In lwjohnst86/acdcourse: Course on Analyzing Cohort Datasets in R

library(learnr)
knitr::opts_chunk$set(echo = FALSE, warning = FALSE, message = FALSE)

Presenting cohort findings is tricky, be careful

Adding more details to each model item in a list {data-progressive=TRUE}

Imagine you've ran several models. You:

Scaled predictors to compare estimates.
Set confounders and other predictors as baseline age, sex, smoking, and education.
Have each predictor with unadjusted and adjusted models (time and subject ID were included in all).
Tidied models and exponentiated estimates.

You have 8 models in total, stored as a list. We should add more details to each model to differentiate them from each other. Use map() from purrr to wrangle each model simultaneously. The new code here, term[2], selects the main predictor, which is the second element in the term column.

capture.output({
data("unadjusted_models_list", package = "acdcourse")
data("adjusted_models_list", package = "acdcourse")
library(dplyr)
library(purrr)
}, file = tempfile())

Exercise step

Instructions:

Using map(), add a model column to indicate the models are "Unadjusted".

# Add predictor and model type to each list item
unadjusted_models_list <- ___(
    unadjusted_models_list,
    # .x is purrr for "model goes here"
    ~mutate(.x,
            # This selects predictor, not confounder
            predictor = term[2],
            # Indicate model "adjustment"
            model = ___
           ))

'Add the adjustment column using `model = "Unadjusted"`.'

# Add predictor and model type to each list item
unadjusted_models_list <- map(
    unadjusted_models_list,
    # .x is purrr for "model goes here"
    ~mutate(.x,
            # This selects predictor, not confounder
            predictor = term[2],
            # Indicate model "adjustment"
            model = "Unadjusted"
           ))

"Nice!"

Exercise step

Instructions:

Do the same thing for the "Adjusted" model list.
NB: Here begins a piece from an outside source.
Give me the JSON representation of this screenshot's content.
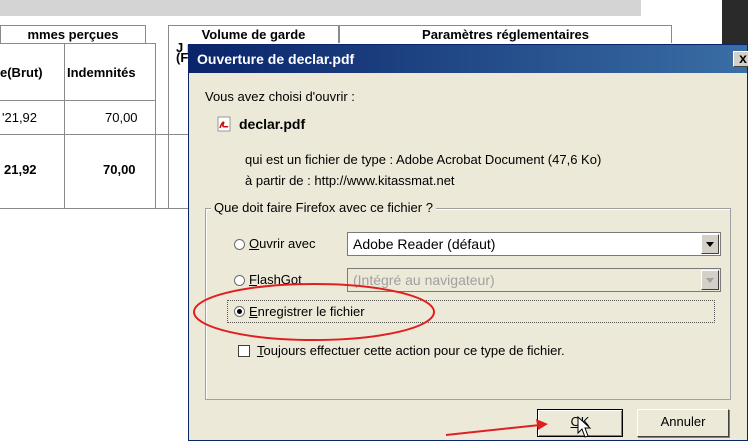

# Add predictor and model type to each list item
adjusted_models_list <- map(
    adjusted_models_list,
    # .x is purrr for "model goes here"
    ~mutate(.x,
            # This selects predictor, not confounder
            predictor = term[2],
            # Indicate model "adjustment"
            model = ___
           ))

"Refer to each list object in `map` with `.x`."
"Include the `~` before `mutate`."

# Add predictor and model type to each list item
adjusted_models_list <- map(
    adjusted_models_list,
    # .x is purrr for "model goes here"
    ~mutate(.x,
            # This selects predictor, not confounder
            predictor = term[2],
            # Indicate model "adjustment"
            model = "Adjusted"
           ))

"Excellent! You made use of map to add more details to each model object."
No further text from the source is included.